ALCOHOL- WE HAVE A PROBLEM

ALCOHOL- WE HAVE A PROBLEM

The most harmful drug in Ireland is not marijuana or even heroin. In terms of the numbers affected and damage to health it is alcohol.

An Analysis of Alcohol Consumption in Ireland in 2013 published by the Health Research Board showed that half of drinkers can be classified as harmful drinkers. One in five engaged in binge drinking once a week.

Similarly, a World Health Organisation report found that 39% of people aged over 15 engaged in ‘heavy episodic drinking’ in the last thirty days.

This is the context for the promised introduction into the Dail of A Public Health (Alcohol) Bill 2015. However its proposed measures reflect the general neo-liberal mindset that is at the heart of this government.

There is no attempt to tackle the power of the alcohol industry which has used the insidious methods to equate Irishness with drinking. ‘Ireland is, of course, Guinness’ original and spiritual home’ a marketing manager of Guinness once claimed.

A key element of this is the creation of images which link sport, fun and the craic with drink.

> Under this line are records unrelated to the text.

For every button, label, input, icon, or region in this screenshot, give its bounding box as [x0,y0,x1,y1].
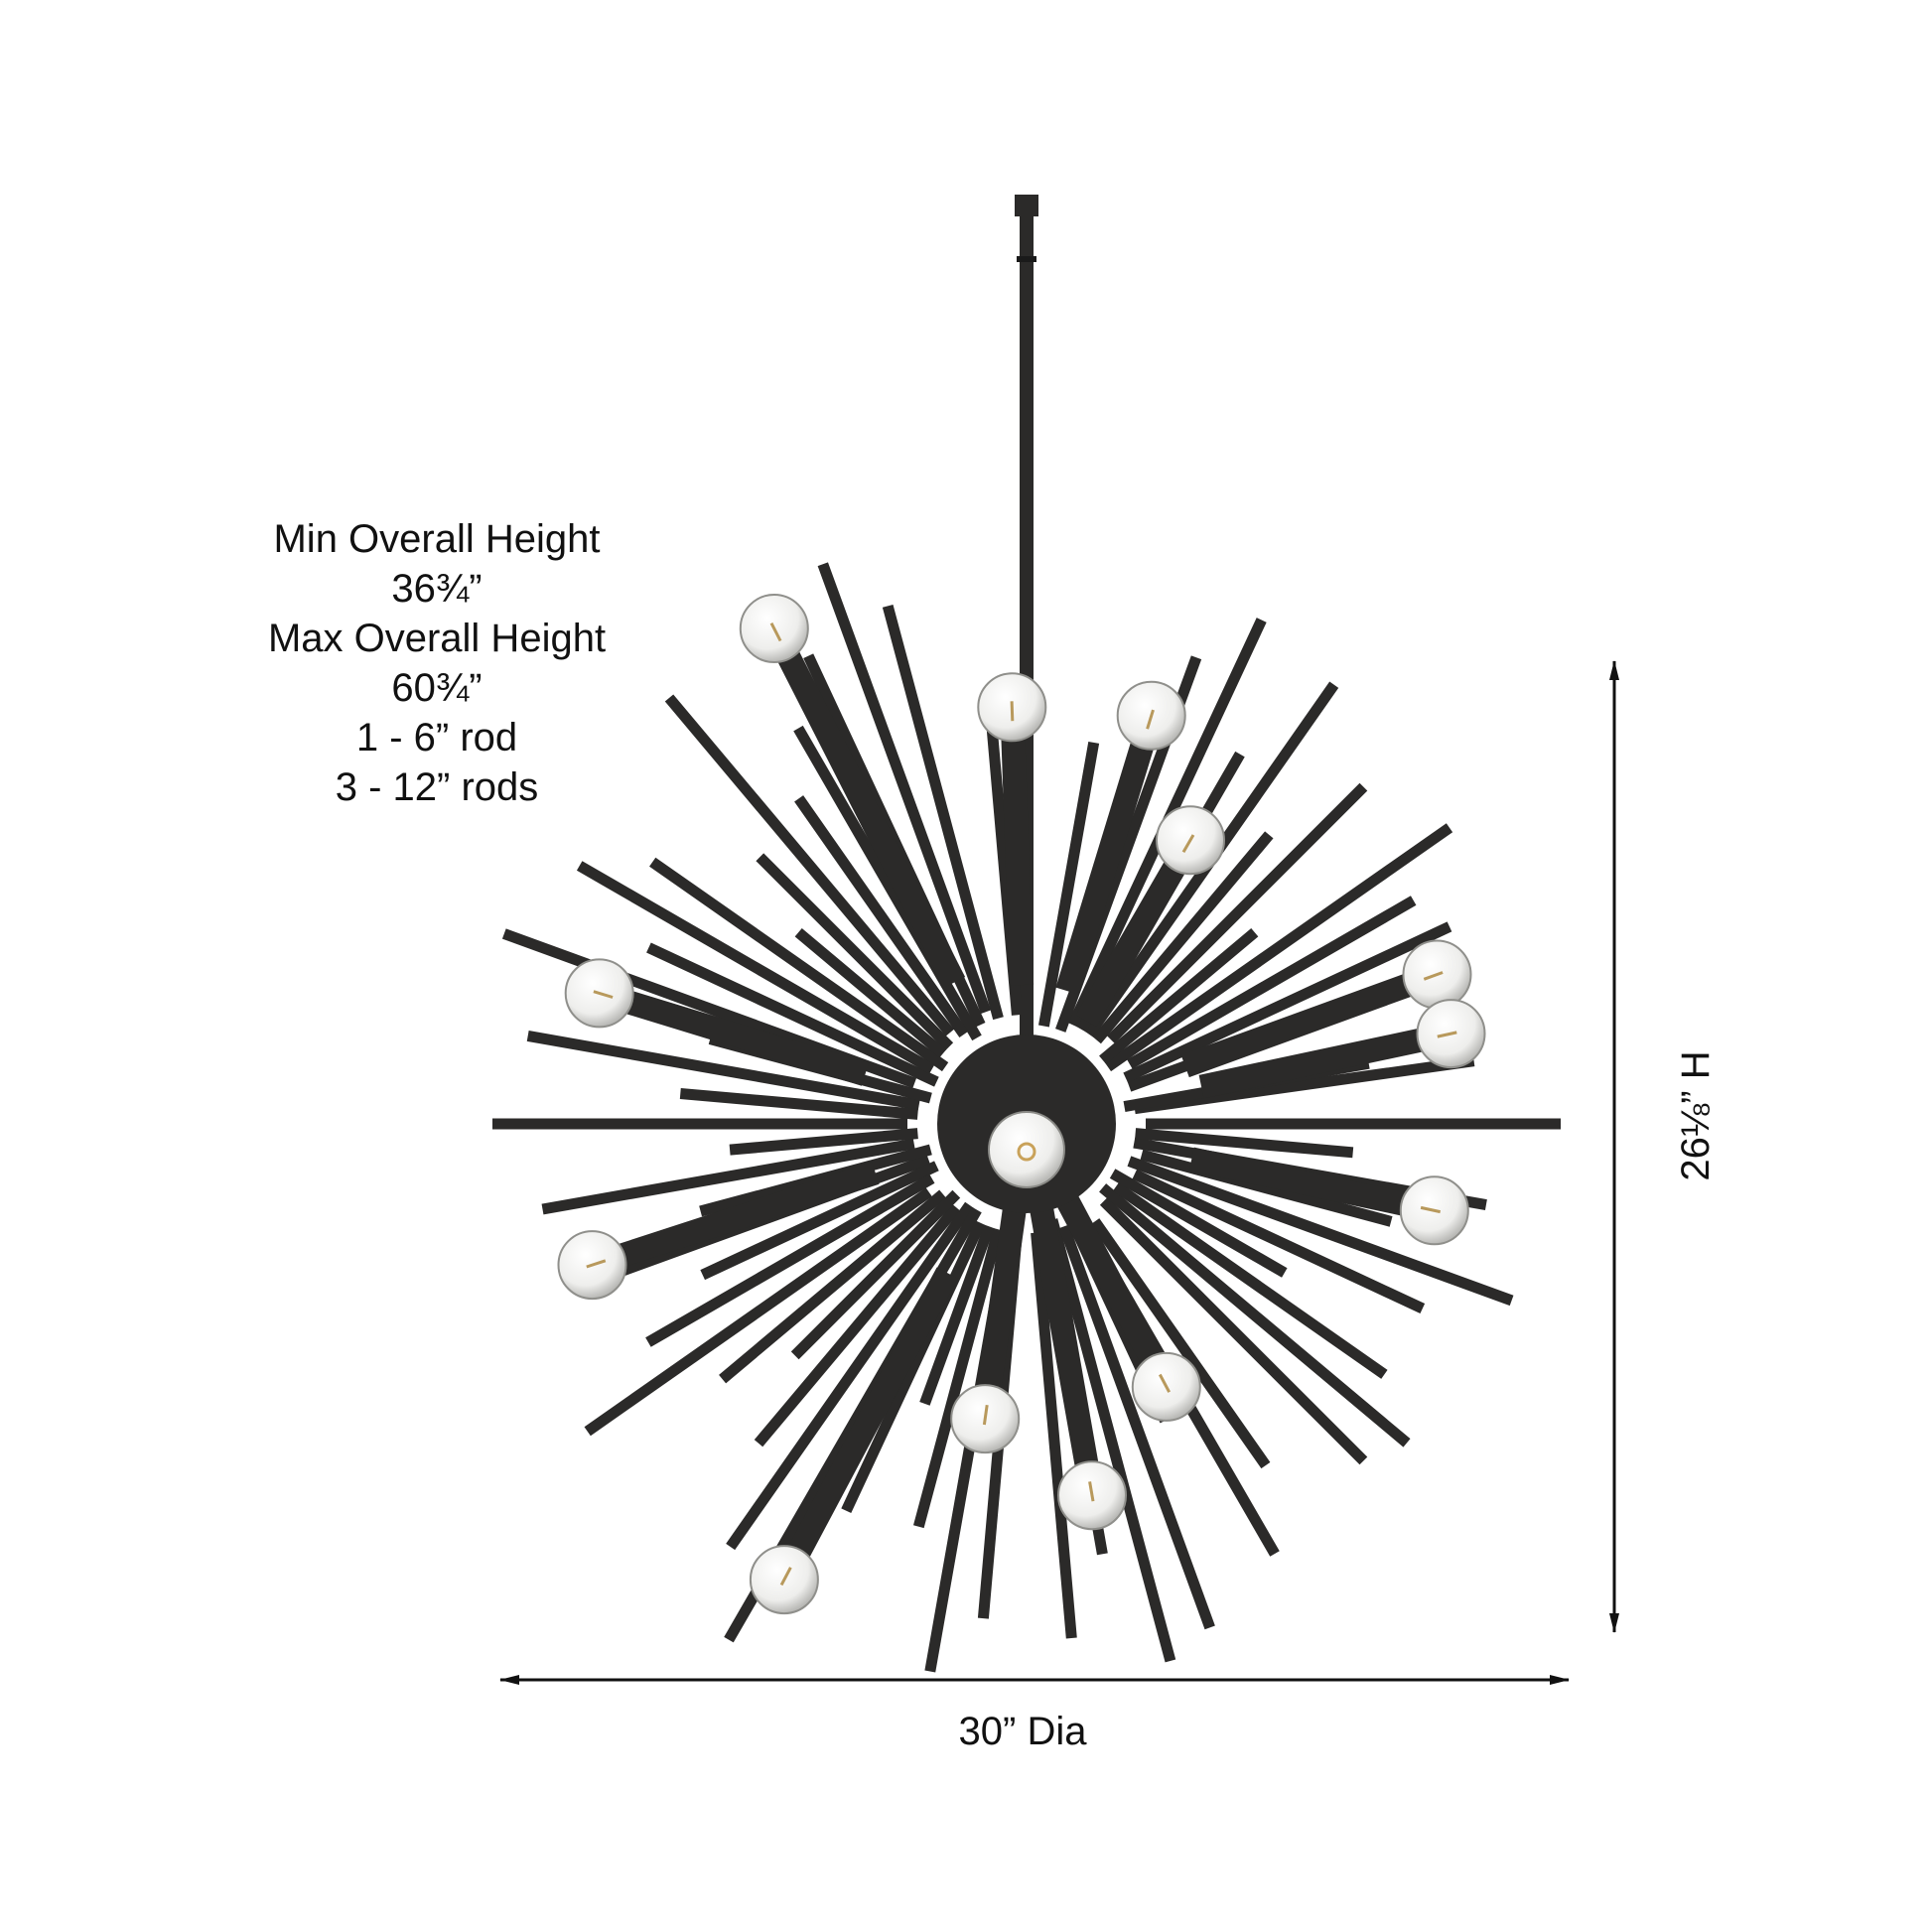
center-bulb-filament [1017,1142,1036,1162]
rod [1107,782,1368,1043]
rod [794,795,969,1038]
bulb-filament [593,990,614,999]
rod [1031,1232,1077,1639]
bulb-socket [1180,973,1414,1078]
rod [576,861,935,1074]
rod [1037,741,1100,1028]
bulb-filament [1088,1481,1095,1502]
rod [584,1187,932,1437]
rod [526,1030,920,1111]
rod [817,562,992,1015]
bulb-socket [623,990,869,1086]
bulb-filament [769,622,782,642]
max-height-label: Max Overall Height [267,617,607,660]
bulb-socket [617,1161,880,1268]
bulb-filament [1181,834,1195,854]
rod [1132,1169,1426,1313]
bulbs-group [557,594,1486,1615]
rod [726,1201,975,1551]
min-height-label: Min Overall Height [273,517,601,561]
rod [1127,1156,1514,1307]
rod [1046,1218,1176,1663]
bulb-filament [1010,701,1015,722]
rod [646,942,939,1087]
rod [649,857,949,1072]
rod [754,1203,961,1448]
rod [1135,1128,1354,1159]
rod [882,604,1004,1021]
rod [541,1138,915,1215]
specifications-block: Min Overall Height 36¾” Max Overall Heig… [238,514,635,812]
rod [679,1088,918,1120]
rod [1099,1183,1411,1448]
rod [1112,1181,1388,1379]
rod [1092,831,1274,1044]
rod-long-spec: 3 - 12” rods [335,765,539,809]
rod [1058,1224,1215,1630]
bulb-filament [1146,709,1155,730]
bulb-filament [982,1404,989,1426]
rod [793,725,982,1041]
max-height-value: 60¾” [391,666,483,710]
rod [841,1220,986,1514]
rod [912,1227,1004,1529]
bulb-socket [1055,740,1155,995]
rod [1099,927,1259,1064]
rod [1127,896,1417,1069]
rod [719,1189,947,1384]
bulb-socket [1025,1180,1099,1468]
downrod-coupling [1017,256,1036,262]
bulb-socket [1198,1028,1425,1099]
rod [756,853,954,1051]
rod [700,1161,939,1281]
rod [729,1128,918,1156]
rod [1140,1149,1393,1227]
rod [794,927,947,1058]
height-dimension-label: 26⅛” H [1674,1050,1718,1181]
bulb-socket [787,1267,958,1560]
bulb-socket [1001,736,1035,986]
rod-short-spec: 1 - 6” rod [355,716,518,759]
bulb-filament [586,1259,607,1269]
bulb-socket [776,649,966,988]
bulb-socket [1043,1171,1164,1367]
bulb-filament [1158,1373,1172,1393]
rod [919,1224,995,1406]
width-dimension-label: 30” Dia [958,1710,1087,1753]
rod [1123,921,1452,1083]
rod [645,1173,935,1347]
rod [1099,1196,1368,1465]
bulb-filament [1423,971,1444,981]
bulb-socket [977,1180,1031,1392]
center-bulb [988,1111,1065,1188]
bulb-filament [1420,1205,1442,1214]
bulb-filament [779,1567,792,1587]
rod [790,1189,961,1360]
bulb-socket [1188,1147,1408,1216]
rod [664,694,955,1036]
rod [1090,1218,1271,1469]
rod [1134,1055,1475,1115]
bulb-socket [1075,860,1186,1028]
min-height-value: 36¾” [391,567,483,611]
rod [1104,823,1453,1072]
bulb-filament [1437,1031,1457,1038]
rod [1109,1169,1288,1278]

This mechanism was recognised in an Oireachtas Joint Committee Report on Alcohol Misuse by Young People, over ten years ago. It called for:

A complete ban on all alcohol advertising within a three year period and a complete ban on acknowledgement or credit, including use of logos or labels, for sponsorship of sports events, clubs or teams for members under 25 years of age, by any area of the alcoholic drinks industry’

Initially, the Department of Health responded by drawing up an Alcohol Product Bill for presentation in the Dail in 2005. The Alcohol industry responded by hiring lobbying agency, MRPA Kinman, to oppose the bill. The chair of MRPA Kinman was – by pure co-incidence – married to the then Health Minister, Mary Harney. And, lo and behold, the bill was withdrawn and replaced with a ‘voluntary code.’

Leo Varadkar intends to continue this tradition by refusing to ban sponsorship by the alcohol industry of sporting events. His excuse is that many sporting clubs would be destroyed if there was a lack of financial ‘support’ from the drinks industry.

Which only begs the question: why is there not proper public funding for sporting and cultural activity in Ireland? Why should these activities have to depend on companies which are no better than drug pushers to survive?

Maybe the lack of funding has much to do with a low tax model. If corporations like Diageo were forced to pay a minimum effective corporation tax of 12.5 % -and not just a pretend rate- there would be plenty of funding for sport and cultural events.

Varadkar proposes instead to impose price increases on minimum units of alcohol. One effect will be to push up the price of a cheap bottle of wine.

While a number of professional bodies have supported this minimum pricing policy, there are major problems with it.

The approach relies on market mechanisms to tackle a fundamental social problem. It assumes that people are simply calculating animals that will change behaviour based on an increase of a few euros on their products. But the point about addiction is that people sometimes spend money on drugs like alcohol to the detriment of other aspects of their lives.

Moreover, the increase in prices directly hits the poor. It fits with an elitist attitude that they are poor because they waste their money on drink and need to be punished accordingly.

To tackle its alcohol problem, Ireland needs proper intervention to control the alcohol industry. There should be a ban on sports and cultural sponsorship. Companies like Heineken should be driven out of universities and not allowed to sponsor special drinks events for students.

Nor should they be allowed to sponsor research into alcohol behaviour – as occurred in the UCD Geary Institute.

There should be a proper ‘harm reduction’ public education programme to warn people of the danger of excessive drinking.

And, even beyond legislation, we need a wider cultural change. As far back as the nineteenth century, many reformers understood that there was a link between excessive alcohol consumption and fatalistic attitudes.

Asserting our own power and creativity as a people can in subtle ways help to overcome the sense of fatalism that was once pervasive in Irish society.